Close the door to your home office and don’t return until the following morning. If your ‘office’ is a corner of your dining table or bedroom, pack away your computer and store it in a cupboard. Do a fake ‘commute’ – go for a walk or bicycle ride, just as you normally would if you were returning from your workplace. Sit in your backyard or on your balcony. Try to leave all gadgets inside if you can!

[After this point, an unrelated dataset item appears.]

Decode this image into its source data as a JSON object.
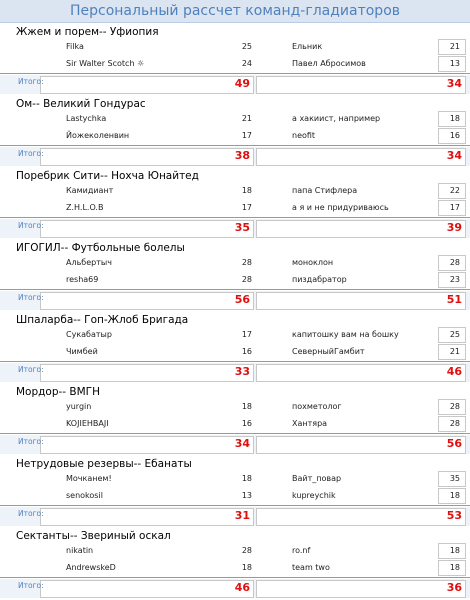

Day 26 Know your resting heart rate

Doctors say your resting heart rate can be an early indicator of certain medical conditions. It’s easy to keep track of it yourself: simply set a timer for 30 seconds and count your pulse, either at your wrist or on the side of your neck. Double the number of beats and you’ll get your resting heart rate. It should be somewhere between 60 and 100 beats per minute, say the experts, so chat to your doctor if yours is regularly above or below this range.

Day 27 Think in opposites

You’ve heard the expression ‘work smarter, not harder’? Apply it to strength-building by working opposite muscle groups in each set of exercises. Here’s how it works: pick a set of muscles that are opposite each other on the body – shoulders and back; quads and glutes; biceps and triceps. Now plan a workout around these pairs. For example, you could do a set of bicep curls followed by tricep dips; then repeat. Working each set of muscles gives the opposite ones just enough time to recover before you switch back to the start. 

Day 28 Inhale deeply 

Lavender essential oil has been used for centuries for its calming and relaxing properties. But a new study from Monash University in Melbourne adds scientific weight to its use. Researchers found that lavender has an antioxidant effect in the brain, leading to its renowned mood-boosting benefits. Add a few drops to an oil burner or lightly spray your pillow before bedtime. 

Day 29 Take a backstreet

If you spend time in or around big cities, pollution can seem unavoidable – but that’s not always the case. A 2017 study from the UK found that walking down a road with less traffic can cut your exposure to air pollution by half, compared to busier thoroughfaresˆ. 

Day 30 Have a rest day

Sticking to a regular workout routine is great, but your body also needs time to recover. Take the day off if you feel niggly muscle aches that just won’t go away, or you’ve upped the intensity for a couple of days in a row. If you really want to add some gentle movement on a rest day, go for a stroll or try a yin yoga class.